Une équipe de chercheurs vient de publier une solution assez étonnante pour récupérer des données en douce : elle passe par le réseau Localiser (Find My, employé par les AirTags) d'Apple. La démonstration est intéressante, et elle est liée à une exploitation matérielle qui sert de démonstration.
Les explications détaillées sont disponibles sur un post de blog, mais nous allons tenter de résumer rapidement le principe. Le fonctionnement des objets connectés au réseau d'Apple est assez simple : ils émettent des données en Bluetooth qui contiennent essentiellement une clé publique.
Les appareils Apple qui captent les données ajoutent la localisation (chiffrée avec la clé publique) et envoient les données sur les serveurs d'Apple (plus exactement, un hash de la clé, c'est-à-dire une représentation issue d'une fonction mathématique non réversible). Ensuite, les serveurs d'Apple peuvent vous fournir les données reçues qui contiennent la clé publique de votre objet (et uniquement le vôtre, à travers le hash) et il est enfin possible de déchiffrer la localisation avec la clé privée, qui est en votre possession.
Le protocole est simple, employé par de nombreux objets tiers — nous avons un comparatif dédié sur JeVeuxLe.Top — et il existe des implémentations open source comme OpenHaystack.
Des clés publiques trafiquées
Pour transmettre des données, l'idée est de créer des clés publiques spécifiques et valides pour le réseau d'Apple contenant les données à transmettre. En simulant plusieurs objets, il est donc possible d'envoyer quelques octets en douce assez facilement. Les données passent donc littéralement par le réseau d'Apple et les périphériques Apple aux alentours, avec quelques contraintes. Dans l'exemple, l'équipe emploie une carte de développement ESP32 intégrée dans un clavier, qui va enregistrer les touches frappées. L'appareil peut encoder environ 3 octets par seconde avec les calculs nécessaires, et un Mac (avec le programme dédié) peut recevoir et décoder environ 16 octets en 5 secondes.
Il y a bien évidemment une latence inhérente au réseau, elle est entre 1 et 60 minutes selon ses essais. Ce point est lié au fonctionnement : son périphérique émet les données, ensuite elles doivent être captées par un appareil Apple, puis envoyées sur les serveurs, avant d'être récupérées. Le code nécessaire pour une petite démonstration est en ligne sur GitHub. Le keylogger n'est donc pas connecté à Internet, mais les données sont tout de même transmises.

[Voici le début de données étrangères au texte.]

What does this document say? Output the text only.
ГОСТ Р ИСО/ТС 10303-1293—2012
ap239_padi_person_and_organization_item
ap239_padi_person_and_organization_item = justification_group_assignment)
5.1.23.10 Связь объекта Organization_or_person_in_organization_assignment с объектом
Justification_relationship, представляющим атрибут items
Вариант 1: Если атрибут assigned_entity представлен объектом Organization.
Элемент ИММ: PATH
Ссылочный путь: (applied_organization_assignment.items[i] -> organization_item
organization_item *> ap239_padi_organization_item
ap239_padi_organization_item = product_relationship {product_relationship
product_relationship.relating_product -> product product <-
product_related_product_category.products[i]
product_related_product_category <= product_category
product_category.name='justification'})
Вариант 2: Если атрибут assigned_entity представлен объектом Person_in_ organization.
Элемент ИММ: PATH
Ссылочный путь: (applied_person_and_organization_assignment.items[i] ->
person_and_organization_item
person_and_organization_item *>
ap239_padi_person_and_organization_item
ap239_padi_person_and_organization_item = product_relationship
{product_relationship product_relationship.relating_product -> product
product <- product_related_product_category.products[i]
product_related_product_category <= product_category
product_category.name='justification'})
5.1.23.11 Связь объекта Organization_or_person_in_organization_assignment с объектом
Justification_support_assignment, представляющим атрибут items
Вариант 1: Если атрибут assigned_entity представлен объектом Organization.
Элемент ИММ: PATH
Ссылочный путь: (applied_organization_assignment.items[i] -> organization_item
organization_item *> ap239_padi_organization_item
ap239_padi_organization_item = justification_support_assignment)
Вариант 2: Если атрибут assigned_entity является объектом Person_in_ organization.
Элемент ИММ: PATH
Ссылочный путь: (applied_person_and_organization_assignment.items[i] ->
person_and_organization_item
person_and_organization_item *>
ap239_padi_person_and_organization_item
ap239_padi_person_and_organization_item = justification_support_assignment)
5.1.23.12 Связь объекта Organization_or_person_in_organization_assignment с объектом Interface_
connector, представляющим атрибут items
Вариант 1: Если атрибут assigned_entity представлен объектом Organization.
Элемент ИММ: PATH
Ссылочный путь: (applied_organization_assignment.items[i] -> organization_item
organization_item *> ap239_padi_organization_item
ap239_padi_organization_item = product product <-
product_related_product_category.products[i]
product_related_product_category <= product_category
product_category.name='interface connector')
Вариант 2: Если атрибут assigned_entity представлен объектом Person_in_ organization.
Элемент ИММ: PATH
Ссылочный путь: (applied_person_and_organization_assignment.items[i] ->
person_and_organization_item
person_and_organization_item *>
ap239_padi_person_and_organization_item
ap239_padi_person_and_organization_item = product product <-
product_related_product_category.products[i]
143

Le principal problème pour Apple, c'est que cette technique ne peut pas être bloquée facilement. Une vérification de la validité d'un objet émetteur est compliquée, ne serait-ce que parce qu'Apple a ouvert le protocole à de nombreux fabricants et que le réseau ne peut pas faire de différence entre les messages d'un AirTag (par exemple) et d'un équivalent tiers ou open source. Pour le moment, la seule limite pratique est le fait qu'un compte ne peut être lié qu'à 16 objets, mais elle est visiblement inopérante ici et il est de toute façon possible de créer plusieurs Apple ID pour récupérer les données.
Reste la question : quel est l'intérêt et quels sont les risques ? L'équipe de Positive Security donne plusieurs voies de réflexion. Premièrement, le réseau pourrait servir pour des objets connectés qui envoient peu de données. Le réseau Sigfox, par exemple, repose sur l'idée de très bas débit, et Apple pourrait en profiter pour certains objets connectés. Du point de vue des risques, ils notent deux choses. La première idée serait simplement de forcer des utilisateurs d'iPhone à envoyer des données et donc « vider » le forfait de données. Mais même en envoyant énormément de messages, il semble peu probable d'arriver à atteindre des volumes de données équivalents aux limites des forfaits, au moins en France.
La seconde, bien évidemment, est l'exfiltration de données. En effet, les données sont transmises par les appareils Apple aux alentours et même si elles sont récupérées dans une zone qui n'est pas couverte (intentionnellement ou non) par un réseau de communication, elles sont transmises une fois que l'iPhone (l'iPad, le Mac, etc.) récupère un accès à Internet. Mais cette solution a tout de même un défaut : il faut un périphérique Bluetooth programmé pour transmettre les données. Dans les zones très sécurisées, nous pouvons supposer qu'un appareil émettant des messages en Bluetooth LE en permanence serait rapidement détecté. Dans la pratique, l'attaque nécessite tout de même un accès physique pour récupérer les données et, évidemment, la présence d'appareils Apple.